Role Of POCUS Exam In Bedside Diagnosing Of Pulmonary Embolism – Case Report

Damjana Kunej, Gregor Prosen


Diagnosing pulmonary embolism (PE) in the emergency department (ED) is challenging and might take prolonged periods of time.

Critical conditions do not always allow immediate radiographic diagnostics.

Combining clinical assessment, d-dimer and computer tomographic angiography (CTPA) is currently the established diagnostic pathway for diagnosing PE (1).

Triple point-of-care-ultrasound (POCUS) exam of heart, lung and veins, has been described as a useful tool to evaluate the emergency patient, suspected of having PE (2).

It is simple, easily accessible and might significantly shorten the time to correct diagnosis and treatment.

We present a case-report of a young patient, where a 3rd year emergency medicine (EM) resident, “graduate” of the WINFOCUS USLS-BL1 mentoring programme, could diagnose PE at the initial patient encounter.


A 36-year old male presented with a 5-day history of pleuritic chest pain.

He presented with stabbing pain in the right lower hemithorax, the pain was aggravated with respiration. He denied fever, sputum, cough or dyspnoea. He appeared stable, his heart rate was 102/min, respiratory rate normal, SpO2 of 92% and blood pressure was 134/89 mmHg.

Chest X-ray was ordered by an intern, who was performing the initial exam. It showed possible inflammatory infiltrates in the lung parenchyma, laboratory findings proved hypoxia and elevated markers of inflammation.

The patients’ most probable diagnosis at that period of assessment was pneumonia.

The EM resident re-evaluated the patient and performed lung POCUS. It showed wedge-shaped hypoechoic pleural infiltrates at the site of maximal pleuritic pain, which are described as typical findings for PE (3).

Heart and deep vein ultrasound was also performed. Although the heart was not well visualized because of anatomical position, there were no indirect signs, that would point towards massive PE. The 2-region compression test of deep veins in lower extremities revealed deep vein thrombosis (DVT) in the right popliteal vein.

With intermediate pre-test probability for PE, after POCUS, PE became the most likely diagnosis. Time to diagnosis with triple-POCUS was 20 minutes after all laboratory findings were available.
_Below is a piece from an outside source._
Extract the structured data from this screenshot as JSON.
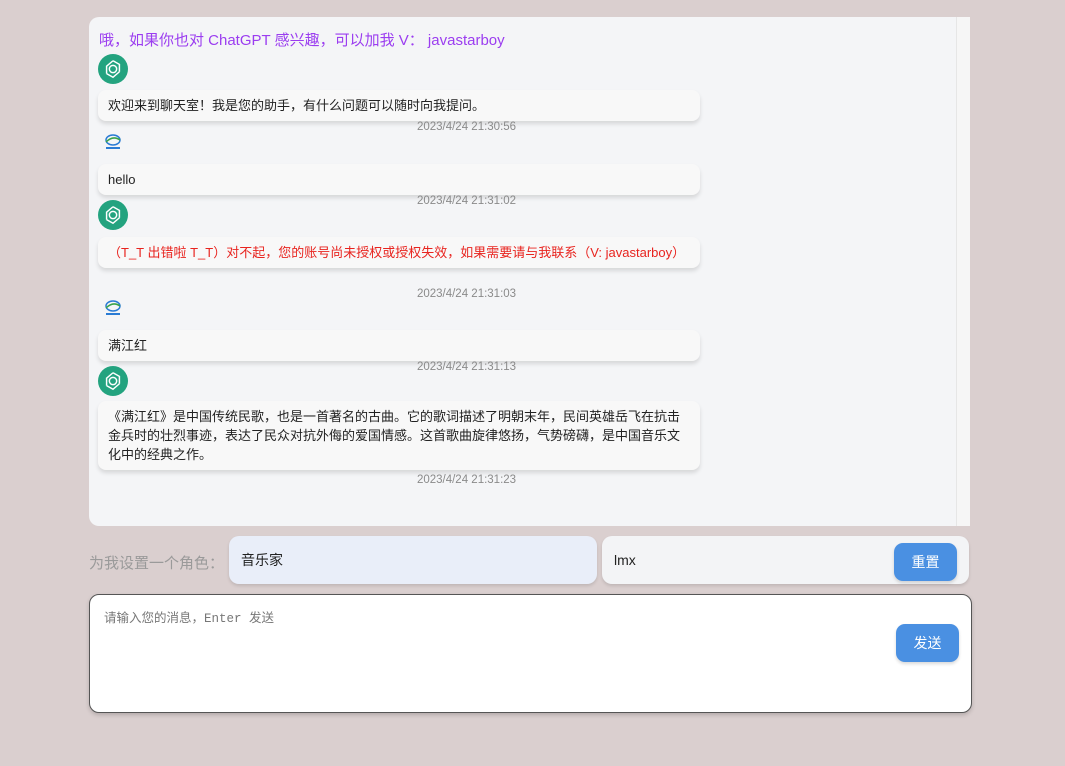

The diagnosis of PE was later on confirmed with CTPA.


PE can be challenging to diagnose, therefore several clinical tools are available to help us with the diagnosis.

We present a case, where a 3rd year EM resident with a completed basic level WINFOCUS course re-evaluated the patient, initially suspected of having pneumonia. POCUS was performed which showed pleural consolidations with wedge sign and deep vein thrombosis.

Based on these finding, PE became the most likely diagnosis. CTPA was performed to confirm the diagnosis of PE.

In our case triple POCUS importantly changed the course of treatment and shortened the time to correct diagnosis.